The American Express campaign "My Life. My Card" was inspired by MySpace, he said.

"Here's what integration is not," Gray went on. "It's not an org chart from a holding company, or from a creative agency or media company in a holding company; it's not a go-to-market team; not a distribution or implementation plan. It's more about an ambition ... We think the biggest ideas are big ideals ... rooted in a bigger conversation going on in the world, a cultural truth or trend--share of culture, not just share of mind."

Gray also focused the spotlight on the Dove campaign, along with a just-launched global campaign for Fanta to show how an "integrated" effort leverages "the power of broadly existing but untapped sentiment."

He said for Dove, it was around widening the definition of beauty, for IBM, it was a perspective of the world as network-centric in which each individual is a de facto network.

For Fanta, the agency surveyed teens around the world about their lives and outlook, found a common theme around being forced to grow up too fast, and came up with a "Say no to grownup-ness."

Both Gray and Carole Irgang, senior vice president, integrated marketing communications at Kraft, said the success of what Gray calls "larger than life experiences," such as pop-up stores and branded boutiques, prove that integration doesn't imply merely a migration from TV to the Internet. Kraft launched a program in Chicago with a pop-up store on Michigan Avenue to promote a new pizza product.

"It worked," said Irgang, "because we had insight that consumers were looking for something as good as their neighborhood pizza. We had a round table--literally--and everyone brainstormed: how do you create the 'corner pizzeria' experience." The store was up for less than a week, she says, and the company gave away 25,000 samples. "It creates a brand experience resonating with consumers."

Ogilvy launched a Hershey store in New York's Times Square, the Helios House in LA, a 'green' service station for BP supporting its "Beyond Petroleum" identity; and a Barbie Experience in Shanghai. "Your brand is the highest form of data compression there is," Gray said.

Ogilvy has restructured, said Gray, and totally united integrated leadership across disciplines. "Yes, there is one P&L, and everyone is co-mingled.
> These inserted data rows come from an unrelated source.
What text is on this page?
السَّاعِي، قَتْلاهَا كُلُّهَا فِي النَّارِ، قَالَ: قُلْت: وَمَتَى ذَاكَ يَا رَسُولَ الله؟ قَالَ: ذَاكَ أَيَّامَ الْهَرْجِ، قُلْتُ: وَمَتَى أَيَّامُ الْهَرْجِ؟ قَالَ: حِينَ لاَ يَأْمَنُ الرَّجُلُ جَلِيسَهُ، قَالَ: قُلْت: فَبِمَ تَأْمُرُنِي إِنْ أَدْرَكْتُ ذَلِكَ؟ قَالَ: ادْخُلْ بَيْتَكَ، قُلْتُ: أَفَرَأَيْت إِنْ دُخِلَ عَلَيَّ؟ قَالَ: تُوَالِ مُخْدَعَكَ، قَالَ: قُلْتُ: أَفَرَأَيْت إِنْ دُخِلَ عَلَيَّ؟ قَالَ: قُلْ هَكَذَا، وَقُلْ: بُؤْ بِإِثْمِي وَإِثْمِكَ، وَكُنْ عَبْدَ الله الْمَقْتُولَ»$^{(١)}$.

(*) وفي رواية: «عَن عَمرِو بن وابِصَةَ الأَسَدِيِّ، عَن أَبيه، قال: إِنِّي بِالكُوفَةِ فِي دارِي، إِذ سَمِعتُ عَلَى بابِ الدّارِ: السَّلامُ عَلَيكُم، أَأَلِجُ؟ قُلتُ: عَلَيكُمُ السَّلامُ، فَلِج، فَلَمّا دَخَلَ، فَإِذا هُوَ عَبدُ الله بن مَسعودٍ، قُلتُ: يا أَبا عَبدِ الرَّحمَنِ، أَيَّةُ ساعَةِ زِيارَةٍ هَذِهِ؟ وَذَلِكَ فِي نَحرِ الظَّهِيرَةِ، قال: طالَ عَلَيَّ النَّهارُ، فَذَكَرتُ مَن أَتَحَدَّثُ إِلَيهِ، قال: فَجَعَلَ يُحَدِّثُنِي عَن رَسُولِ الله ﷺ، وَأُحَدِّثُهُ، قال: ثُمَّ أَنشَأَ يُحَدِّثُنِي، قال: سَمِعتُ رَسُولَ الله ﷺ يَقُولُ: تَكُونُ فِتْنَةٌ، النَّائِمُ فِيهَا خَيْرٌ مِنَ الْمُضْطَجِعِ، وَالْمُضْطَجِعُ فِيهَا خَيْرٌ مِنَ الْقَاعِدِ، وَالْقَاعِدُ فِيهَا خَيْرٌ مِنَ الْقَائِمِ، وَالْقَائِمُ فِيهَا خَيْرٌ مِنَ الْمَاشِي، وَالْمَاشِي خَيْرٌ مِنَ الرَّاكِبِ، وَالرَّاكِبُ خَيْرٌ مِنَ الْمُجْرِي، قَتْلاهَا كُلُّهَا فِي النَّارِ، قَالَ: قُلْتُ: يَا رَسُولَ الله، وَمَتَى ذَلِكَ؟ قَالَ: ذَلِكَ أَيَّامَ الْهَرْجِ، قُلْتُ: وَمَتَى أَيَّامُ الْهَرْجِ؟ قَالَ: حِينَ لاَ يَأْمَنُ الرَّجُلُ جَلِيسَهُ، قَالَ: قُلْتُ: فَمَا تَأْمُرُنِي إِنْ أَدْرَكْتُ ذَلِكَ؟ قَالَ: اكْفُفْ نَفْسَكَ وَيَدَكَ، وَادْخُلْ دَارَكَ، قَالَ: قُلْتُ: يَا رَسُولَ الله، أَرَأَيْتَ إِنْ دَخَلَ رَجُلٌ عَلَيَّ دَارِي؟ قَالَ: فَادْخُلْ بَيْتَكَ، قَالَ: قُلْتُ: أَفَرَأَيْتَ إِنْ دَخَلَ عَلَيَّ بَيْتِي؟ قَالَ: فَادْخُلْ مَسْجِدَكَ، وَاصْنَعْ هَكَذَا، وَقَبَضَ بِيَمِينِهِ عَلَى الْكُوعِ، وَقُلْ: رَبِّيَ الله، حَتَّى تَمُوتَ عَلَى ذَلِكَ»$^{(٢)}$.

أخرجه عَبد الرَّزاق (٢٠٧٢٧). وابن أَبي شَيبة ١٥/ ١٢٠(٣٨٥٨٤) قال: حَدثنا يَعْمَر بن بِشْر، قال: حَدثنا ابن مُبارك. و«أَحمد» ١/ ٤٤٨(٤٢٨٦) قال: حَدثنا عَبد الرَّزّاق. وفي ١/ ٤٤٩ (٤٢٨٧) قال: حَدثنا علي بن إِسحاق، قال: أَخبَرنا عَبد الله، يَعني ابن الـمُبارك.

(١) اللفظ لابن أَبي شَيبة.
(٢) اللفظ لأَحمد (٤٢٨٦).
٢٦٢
We believe in a round-table theory where there is no pecking order and ideas can come from anywhere," he said.

For agencies, it means looking at partnership relationships with clients, versus one-off tasks. Ogilvy was approached by Six Flags with $10 million for a frequent-pass promo.

"We could have taken the money but we said put it on Craigslist. They did and it sold out in one afternoon."

Each discipline has a brand name for itself, giving the agency disciplines a sense of identity, he said. Combustion is Ogilvy's channel-marketing strategy team; the design group is BIG; Neo is Ogilvy's digital production team.

"They make people feel like they are catalysts; we don't think of things as functions or departments, because it's not inspiring."